We need to make it more difficult for them, but at the same time we need to have a life outside of memorising passwords.

Here are my suggestions on how to have passwords which are not dictionary words or names but that can be remembered easily.

The first thing you can do is to have really long passwords made out of several words joined together.  Crackers will always go for the short simple words and 2 digit number because so many people use them.  Something simple but long will be hard for them eg johnpaulgeorgeringo is a pretty easy password to remember, but it is un-likely a cracker will try this, there are so many much more easy choices that will work. Each extra letter adds an order of magnitude to the task for a brute force attack. For a name/dictionary attack it is much more simple it is only 4 common words glued together.

The next thing you can do is to have non words for example tbajpgar - but how could you remember that?, "the beatles are john paul george and ringo" is the phrase to remember, the first letter of each word builds the password.

Adding in Case changes, numbers and strange characters does make for a more difficult password to crack eg CE34p.w<g709b58 is a really tough password, but the problem with it is that it is also really tough to remember so as a result, you might write it down, at which point well, it has become a weak password.

Many years ago I used to visit an office where they had really high security policy, everyone had to change their password every few weeks, and I was forever needing some ones password while they were at lunch, 9 out of 10 times I could find a note secreted where the IT manager couldn't see it. This was appeared to be security, but in reality no security at all.

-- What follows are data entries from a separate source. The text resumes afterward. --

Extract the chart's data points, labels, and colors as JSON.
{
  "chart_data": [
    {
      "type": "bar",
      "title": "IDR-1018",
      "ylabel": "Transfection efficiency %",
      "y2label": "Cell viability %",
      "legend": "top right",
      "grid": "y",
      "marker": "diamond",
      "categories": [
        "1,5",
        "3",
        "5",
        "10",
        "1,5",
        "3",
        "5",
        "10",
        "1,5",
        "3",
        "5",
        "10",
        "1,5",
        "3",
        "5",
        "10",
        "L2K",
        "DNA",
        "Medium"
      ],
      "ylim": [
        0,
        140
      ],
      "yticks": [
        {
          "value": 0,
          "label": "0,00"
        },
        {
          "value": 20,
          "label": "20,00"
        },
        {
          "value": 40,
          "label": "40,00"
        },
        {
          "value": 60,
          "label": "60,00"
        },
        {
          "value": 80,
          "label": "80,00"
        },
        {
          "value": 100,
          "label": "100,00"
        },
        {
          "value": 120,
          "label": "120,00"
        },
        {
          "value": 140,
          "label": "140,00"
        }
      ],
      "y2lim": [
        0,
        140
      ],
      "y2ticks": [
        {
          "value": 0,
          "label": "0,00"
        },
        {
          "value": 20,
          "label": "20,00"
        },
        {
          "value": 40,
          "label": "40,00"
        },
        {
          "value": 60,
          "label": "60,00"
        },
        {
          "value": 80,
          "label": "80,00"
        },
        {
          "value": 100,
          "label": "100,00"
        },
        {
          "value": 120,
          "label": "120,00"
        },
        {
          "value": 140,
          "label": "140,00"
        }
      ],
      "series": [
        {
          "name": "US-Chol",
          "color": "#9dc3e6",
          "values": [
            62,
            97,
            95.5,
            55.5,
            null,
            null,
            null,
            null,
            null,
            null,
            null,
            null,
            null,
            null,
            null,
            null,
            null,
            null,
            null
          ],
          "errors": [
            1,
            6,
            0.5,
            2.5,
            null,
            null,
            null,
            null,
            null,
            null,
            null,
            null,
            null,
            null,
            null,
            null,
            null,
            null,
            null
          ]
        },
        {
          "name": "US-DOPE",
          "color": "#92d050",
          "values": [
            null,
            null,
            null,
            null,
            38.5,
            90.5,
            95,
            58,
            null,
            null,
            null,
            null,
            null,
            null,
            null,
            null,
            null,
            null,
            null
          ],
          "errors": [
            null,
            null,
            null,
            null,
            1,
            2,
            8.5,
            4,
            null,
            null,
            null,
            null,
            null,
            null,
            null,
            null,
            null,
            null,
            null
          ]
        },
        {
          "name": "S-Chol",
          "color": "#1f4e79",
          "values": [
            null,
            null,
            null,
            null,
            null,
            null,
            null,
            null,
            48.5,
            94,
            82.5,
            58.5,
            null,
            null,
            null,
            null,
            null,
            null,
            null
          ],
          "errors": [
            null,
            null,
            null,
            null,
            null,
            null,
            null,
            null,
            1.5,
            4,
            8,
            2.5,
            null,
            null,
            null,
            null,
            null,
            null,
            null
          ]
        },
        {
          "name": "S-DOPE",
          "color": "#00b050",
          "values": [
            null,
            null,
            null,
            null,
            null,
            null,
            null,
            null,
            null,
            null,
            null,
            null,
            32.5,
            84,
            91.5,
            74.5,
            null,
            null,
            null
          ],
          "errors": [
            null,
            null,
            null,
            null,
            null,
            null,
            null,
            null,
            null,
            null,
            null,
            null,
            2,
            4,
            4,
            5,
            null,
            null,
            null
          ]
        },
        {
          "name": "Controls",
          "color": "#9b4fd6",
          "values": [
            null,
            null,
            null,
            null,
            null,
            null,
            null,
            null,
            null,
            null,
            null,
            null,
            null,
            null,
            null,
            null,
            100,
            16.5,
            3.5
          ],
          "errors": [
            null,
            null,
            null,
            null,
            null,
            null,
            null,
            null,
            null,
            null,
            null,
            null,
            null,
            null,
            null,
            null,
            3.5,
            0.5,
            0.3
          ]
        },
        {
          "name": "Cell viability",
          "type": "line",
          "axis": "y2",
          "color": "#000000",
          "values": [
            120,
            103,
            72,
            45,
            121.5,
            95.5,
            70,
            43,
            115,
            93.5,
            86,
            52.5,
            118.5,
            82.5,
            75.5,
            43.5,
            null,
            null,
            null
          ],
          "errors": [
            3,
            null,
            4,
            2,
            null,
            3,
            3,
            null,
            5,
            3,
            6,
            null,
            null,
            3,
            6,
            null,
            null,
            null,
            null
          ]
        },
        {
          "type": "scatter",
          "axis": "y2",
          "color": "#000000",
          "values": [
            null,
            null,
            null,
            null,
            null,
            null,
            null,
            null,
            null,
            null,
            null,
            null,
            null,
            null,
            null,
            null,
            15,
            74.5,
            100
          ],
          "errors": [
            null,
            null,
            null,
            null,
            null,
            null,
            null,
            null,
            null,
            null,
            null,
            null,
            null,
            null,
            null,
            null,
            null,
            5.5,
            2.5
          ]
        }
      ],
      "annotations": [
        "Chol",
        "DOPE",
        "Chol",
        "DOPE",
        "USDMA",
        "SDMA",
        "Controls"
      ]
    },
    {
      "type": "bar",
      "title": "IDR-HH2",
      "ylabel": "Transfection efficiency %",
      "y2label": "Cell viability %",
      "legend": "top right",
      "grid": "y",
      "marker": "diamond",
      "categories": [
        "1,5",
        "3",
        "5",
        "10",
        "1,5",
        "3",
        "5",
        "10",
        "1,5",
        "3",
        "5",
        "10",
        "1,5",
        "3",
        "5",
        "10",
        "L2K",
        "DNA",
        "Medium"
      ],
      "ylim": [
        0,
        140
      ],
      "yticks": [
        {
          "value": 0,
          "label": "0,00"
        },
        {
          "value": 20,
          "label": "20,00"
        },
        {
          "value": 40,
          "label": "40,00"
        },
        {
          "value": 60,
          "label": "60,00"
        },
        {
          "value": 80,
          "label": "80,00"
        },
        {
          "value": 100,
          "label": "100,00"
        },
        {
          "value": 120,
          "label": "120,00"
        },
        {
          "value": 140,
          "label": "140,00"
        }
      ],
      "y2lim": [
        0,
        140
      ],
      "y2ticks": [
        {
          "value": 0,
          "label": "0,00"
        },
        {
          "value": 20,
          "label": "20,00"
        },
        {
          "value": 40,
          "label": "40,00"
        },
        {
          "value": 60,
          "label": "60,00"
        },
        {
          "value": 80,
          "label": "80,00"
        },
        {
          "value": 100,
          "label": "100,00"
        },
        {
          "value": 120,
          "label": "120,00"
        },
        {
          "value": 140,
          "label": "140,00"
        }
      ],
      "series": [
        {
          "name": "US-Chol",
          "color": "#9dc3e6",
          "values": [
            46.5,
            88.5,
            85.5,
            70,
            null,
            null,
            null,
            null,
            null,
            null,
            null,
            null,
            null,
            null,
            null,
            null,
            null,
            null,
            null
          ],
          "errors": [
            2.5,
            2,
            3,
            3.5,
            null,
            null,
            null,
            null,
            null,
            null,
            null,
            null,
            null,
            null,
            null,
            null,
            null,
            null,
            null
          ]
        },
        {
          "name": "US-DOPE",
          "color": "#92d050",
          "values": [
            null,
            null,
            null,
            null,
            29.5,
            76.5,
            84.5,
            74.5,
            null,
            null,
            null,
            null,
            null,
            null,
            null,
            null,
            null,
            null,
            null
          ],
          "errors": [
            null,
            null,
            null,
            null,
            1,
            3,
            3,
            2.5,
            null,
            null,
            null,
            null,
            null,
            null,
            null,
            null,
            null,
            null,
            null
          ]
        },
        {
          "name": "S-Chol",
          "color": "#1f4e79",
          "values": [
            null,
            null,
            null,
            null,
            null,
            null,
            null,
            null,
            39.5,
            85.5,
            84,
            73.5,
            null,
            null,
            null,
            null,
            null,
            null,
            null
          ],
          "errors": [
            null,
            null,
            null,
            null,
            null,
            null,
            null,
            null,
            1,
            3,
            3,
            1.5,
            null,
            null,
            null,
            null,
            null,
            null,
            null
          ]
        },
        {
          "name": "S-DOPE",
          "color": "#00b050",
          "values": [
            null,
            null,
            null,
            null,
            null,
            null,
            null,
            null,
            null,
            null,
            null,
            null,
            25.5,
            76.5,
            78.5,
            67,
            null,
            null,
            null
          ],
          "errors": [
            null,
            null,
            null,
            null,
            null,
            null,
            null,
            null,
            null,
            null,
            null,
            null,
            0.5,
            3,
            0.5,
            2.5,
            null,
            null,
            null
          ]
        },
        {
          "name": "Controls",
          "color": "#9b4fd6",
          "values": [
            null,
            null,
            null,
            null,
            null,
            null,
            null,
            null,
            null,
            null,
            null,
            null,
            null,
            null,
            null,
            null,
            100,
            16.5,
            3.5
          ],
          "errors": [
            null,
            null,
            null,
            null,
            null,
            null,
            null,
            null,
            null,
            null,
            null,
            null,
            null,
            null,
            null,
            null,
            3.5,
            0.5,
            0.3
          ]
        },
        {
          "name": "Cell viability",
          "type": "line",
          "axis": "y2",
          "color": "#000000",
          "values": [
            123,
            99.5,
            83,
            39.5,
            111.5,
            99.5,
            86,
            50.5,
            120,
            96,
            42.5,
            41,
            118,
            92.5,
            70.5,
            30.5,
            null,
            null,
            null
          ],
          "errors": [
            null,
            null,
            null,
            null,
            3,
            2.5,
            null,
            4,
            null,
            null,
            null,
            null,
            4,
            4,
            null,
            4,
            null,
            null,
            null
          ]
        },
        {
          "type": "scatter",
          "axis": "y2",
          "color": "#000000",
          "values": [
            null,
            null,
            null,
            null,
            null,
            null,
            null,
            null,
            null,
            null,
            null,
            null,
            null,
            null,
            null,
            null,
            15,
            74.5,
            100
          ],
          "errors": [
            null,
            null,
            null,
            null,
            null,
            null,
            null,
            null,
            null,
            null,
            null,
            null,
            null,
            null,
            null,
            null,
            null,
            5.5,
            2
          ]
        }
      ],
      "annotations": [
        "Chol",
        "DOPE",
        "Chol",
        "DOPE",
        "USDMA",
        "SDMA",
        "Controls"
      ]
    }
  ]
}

Modifiers allow you to have passwords that you can reuse, we could use tbajpgar as the base of our password then we could add the first vowel of the website domain, the last consonant and the first consonant.  So the password for this site could be tbajgaranm for www.stationerycomputermartuk.co.uk it would be tbajpgaraks

You need to think about security in context, a lock on a shed on an allotment might cause more cost in damage than leaving the shed open, a couple of thousand pounds in cash left in an empty building overnight is a different matter and a bank with hundreds of thousands stored overnight really needs more than standard locks and alarms. 

One strategy is to have several layers of passwords.

  • High security banking passwords
    • Really tough complex random strings long and with strange characters
    • spend time memorising them before you change them
    • one per account
  • Mid Security account passwords
    • These are for your logons to accounts for mail, social networking
    • long phrase turned into acronym perhaps append 4 digits of the really strong password
  • Low security trivial passwords
    • Login for trivial websites
    • one phrase with modifier

Using a mix of techniques will allow you to have passwords that are appropriate for the circumstances.  That you can remember and which will protect you.

Any password can be cracked if someone is determined enough and spends enough time at it.  Most crackers are programs, they work randomly for maximum return so they try short passwords and dictionary words and because they will find plenty of systems they can get into with these they do not need to try anything harder.  Password security is like home security, you don't have to have fort knox security, if you have better locks than your neighbours they will go for the neighbours.